Originally from Cooky Cat: Our beloved David D. Wronski (aka "The Polish Prince") definitively writes . . .
As you already know from the previous writing on the subject, pączki("poonch-kee") are Polish style jelly donuts available the year around from any self respecting Polish bakery. Be advised, though, pączki are to jelly donuts what Ferraris are to Ford Pintos. Or, pink Champagne is to Cold Duck. We do not exaggerate!
FYI, there are two styles. The version with the jelly in the dough wrapping before deep frying (rare); and, the kind with the jelly added in after the dough is deep fried (usual). Being a decent Polish lad at heart (of Polish descent) my life has being in part a search for the perfect jelly donut. The Polonia Bakery in Passaic, New Jersey arguably has the very finest this boy has ever had. They make the first type (jelly fried-in) and are the nicest folks. Here is a link to an excellent review in Edible New Jersey magazine. Below are my on site photos (date: February 4, 2016) from Piast in Garfield, New Jersey where we also shop. They had Marmalade, Rose jelly, and Bavarian Cream. Rather too little filling for my taste. And, it was quite a go around getting a bead on what exactly was "Marmalade". They sell jars of a Marmalade, so I figure they just took the name from there. Turns out it's mixed fruit jam. Afterward we went to Polonia and got some more, filled with prune butter/lekvar (in Polish it's "Povidla", pronounced "Povidwa"). As I said, Polonia is the definitive version. Jelly fried-in, orange zest flecked thin glaze icing. Light, flavorful, delectable.
And, let's just touch on the subject of the amount of jelly. This pertains to the style with the jelly squirted/slipped in after it's a donut. You want those babies to be a little heavy with the filling. Jelly in every bite is the action standard. When I worked in my Polish Uncle's bakery on Friday's preparing for the big Saturday sales day, my last job after having worked 12 or so hours overnight was to fill the pączki. That was probably what got me through the night, the anticipation of being left alone to fill those little treats at my very own sole discretion. And, fill them I did. Heavy hand on the jelly dispensing machine. Like the one shown below.

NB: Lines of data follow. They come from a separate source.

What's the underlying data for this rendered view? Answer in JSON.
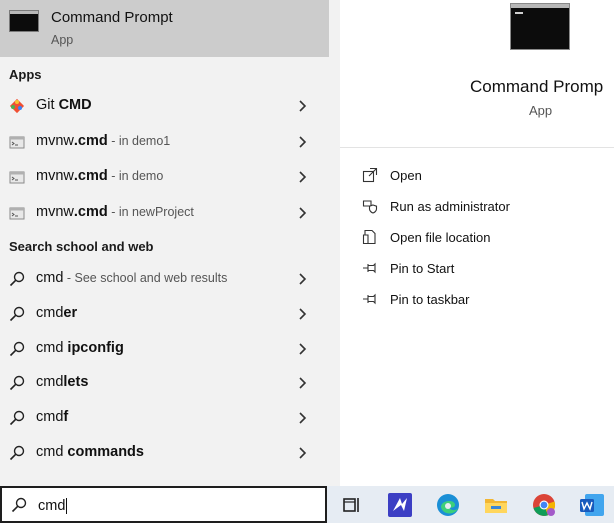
{
  "best_match": {
    "title": "Command Prompt",
    "subtitle": "App"
  },
  "sections": {
    "apps": "Apps",
    "web": "Search school and web"
  },
  "apps": [
    {
      "name_pre": "Git ",
      "name_bold": "CMD",
      "name_post": "",
      "hint": "",
      "icon": "git-icon"
    },
    {
      "name_pre": "mvnw",
      "name_bold": ".cmd",
      "name_post": "",
      "hint": " - in demo1",
      "icon": "cmd-file-icon"
    },
    {
      "name_pre": "mvnw",
      "name_bold": ".cmd",
      "name_post": "",
      "hint": " - in demo",
      "icon": "cmd-file-icon"
    },
    {
      "name_pre": "mvnw",
      "name_bold": ".cmd",
      "name_post": "",
      "hint": " - in newProject",
      "icon": "cmd-file-icon"
    }
  ],
  "web_results": [
    {
      "pre": "cmd",
      "bold": "",
      "hint": " - See school and web results"
    },
    {
      "pre": "cmd",
      "bold": "er",
      "hint": ""
    },
    {
      "pre": "cmd ",
      "bold": "ipconfig",
      "hint": ""
    },
    {
      "pre": "cmd",
      "bold": "lets",
      "hint": ""
    },
    {
      "pre": "cmd",
      "bold": "f",
      "hint": ""
    },
    {
      "pre": "cmd ",
      "bold": "commands",
      "hint": ""
    }
  ],
  "detail": {
    "title": "Command Promp",
    "subtitle": "App",
    "actions": [
      {
        "label": "Open",
        "icon": "open-icon"
      },
      {
        "label": "Run as administrator",
        "icon": "shield-icon"
      },
      {
        "label": "Open file location",
        "icon": "file-location-icon"
      },
      {
        "label": "Pin to Start",
        "icon": "pin-icon"
      },
      {
        "label": "Pin to taskbar",
        "icon": "pin-icon"
      }
    ]
  },
  "search": {
    "value": "cmd"
  },
  "taskbar": {
    "icons": [
      "task-view-icon",
      "visual-studio-icon",
      "edge-icon",
      "file-explorer-icon",
      "chrome-icon",
      "word-icon"
    ]
  },
  "colors": {
    "selected_bg": "#cccccc",
    "panel_bg": "#f2f2f2",
    "detail_bg": "#ffffff"
  }
}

Also, freshness is key. Best to get your pączki (that's plural, singular is pączek) as close as possible to having been made. (Not you — having been made — but, the pączki, silly) Not to belabor the "having been made" double entendre, but close to having been made with jelly donuts is the same as the other meaning: make that, in the morning. There seems to be a 4 hour or so window of opportunity. After that they start to become contenders for a game of hockey.

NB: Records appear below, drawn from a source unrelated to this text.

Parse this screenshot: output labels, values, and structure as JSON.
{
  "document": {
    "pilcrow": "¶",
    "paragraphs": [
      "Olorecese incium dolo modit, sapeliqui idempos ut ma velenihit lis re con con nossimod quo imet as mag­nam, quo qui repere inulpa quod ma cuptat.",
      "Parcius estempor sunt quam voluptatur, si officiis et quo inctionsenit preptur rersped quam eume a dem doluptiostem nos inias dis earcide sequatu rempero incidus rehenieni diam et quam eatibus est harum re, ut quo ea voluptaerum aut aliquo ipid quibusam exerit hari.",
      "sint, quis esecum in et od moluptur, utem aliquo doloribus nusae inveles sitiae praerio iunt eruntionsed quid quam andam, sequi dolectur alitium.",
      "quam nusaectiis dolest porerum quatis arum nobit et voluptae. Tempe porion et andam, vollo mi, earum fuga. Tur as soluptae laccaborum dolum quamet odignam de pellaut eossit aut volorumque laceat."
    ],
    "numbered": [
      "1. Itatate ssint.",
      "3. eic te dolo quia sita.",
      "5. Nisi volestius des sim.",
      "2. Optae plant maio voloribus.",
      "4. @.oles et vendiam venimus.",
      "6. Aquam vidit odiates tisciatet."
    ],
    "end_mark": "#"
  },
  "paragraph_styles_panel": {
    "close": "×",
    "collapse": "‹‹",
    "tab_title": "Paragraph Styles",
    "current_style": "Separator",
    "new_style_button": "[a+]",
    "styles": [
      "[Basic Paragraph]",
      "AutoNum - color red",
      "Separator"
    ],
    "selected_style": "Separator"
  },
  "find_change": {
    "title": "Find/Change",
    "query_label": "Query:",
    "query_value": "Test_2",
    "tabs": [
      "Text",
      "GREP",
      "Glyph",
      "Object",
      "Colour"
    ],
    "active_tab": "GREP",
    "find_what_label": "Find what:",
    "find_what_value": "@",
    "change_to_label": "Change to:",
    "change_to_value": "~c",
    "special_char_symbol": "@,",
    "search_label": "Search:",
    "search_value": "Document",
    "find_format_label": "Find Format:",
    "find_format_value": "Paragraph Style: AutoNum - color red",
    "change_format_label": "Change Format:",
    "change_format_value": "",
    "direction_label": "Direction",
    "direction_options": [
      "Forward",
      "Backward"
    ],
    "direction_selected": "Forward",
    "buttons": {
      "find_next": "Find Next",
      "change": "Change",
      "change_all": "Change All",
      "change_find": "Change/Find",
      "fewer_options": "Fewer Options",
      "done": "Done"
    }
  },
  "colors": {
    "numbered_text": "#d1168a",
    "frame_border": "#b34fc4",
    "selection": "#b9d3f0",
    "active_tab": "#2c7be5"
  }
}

Getting back . . . But there is a single day, little known, the zenith day for pączki. It comes just before Ash Wednesday, the beginning of Lent, officially celebrated on Fat Thursday, the Thursday before Fat Tuesday (Mardi Gras). On Pączki Day, to meet demand, the number of pączki made for sale jumps 10X . I suggest you call ahead and place an order. Recommended varieties: apricot and raspberry jam, rose (the flower) jam, and Bavarian cream. But, do not leave without mass quantities filled with Powidła (prune butter)---the ne plus ultra (pronounced "po-veed-wa".) [A diagonal mark across the letter L, written as "ł" in the Polish language, is pronounced "wa". And, just so you are thoroughly aware of the upside down nature of the Polish mind — one of which I happen to have . . . so I can comment . . . — the letter W is pronounced as an English "V". Go figure.]
If you want to get in on the festivities, do check with your local Polish baker to find out on what day they will be honoring that fabulous fabled fried fritter; probably Fat Thursday [It took me several years to get it straight about which day was Pączki Day. I would typically saunter in on Fat Tuesday and receive a wilting look from the lovely sales girl at the bakery. In fact, I dearly remember Pączki Day from my youth; but it wasn't until my wizzoned adult years that I finally figured out on what day it fell and its significance. Thank you, Google. Thank you, Internet. Thank you jelly. Thank you, Alanis Morissette---Thank U.]
For a truly beatific experience, while you are buying your pączki, also ask for chruściki ("krus-chee-kee"), another traditional favorite at this time of year. Chruściki---when they are made right---are as light and tender as angels' wings. In fact, translated, chruściki means "angel wings." As my mother would say, "Be an angel, pass the chruściki." But watch out for all that powdered sugar; it's a real game changer if you are wearing your favorite black slacks or that little black dress. They can be little devils plenty if you don't partake with precision and perspicacity. [I honor the letter "P", for pączki; get it? Really, get some.]
Additionally... I have also suggested that Voodoo Doughnuts be ready for the action. When in Portland, look them up. Find out for yourself what they are talking about when they say "the magic is in the hole."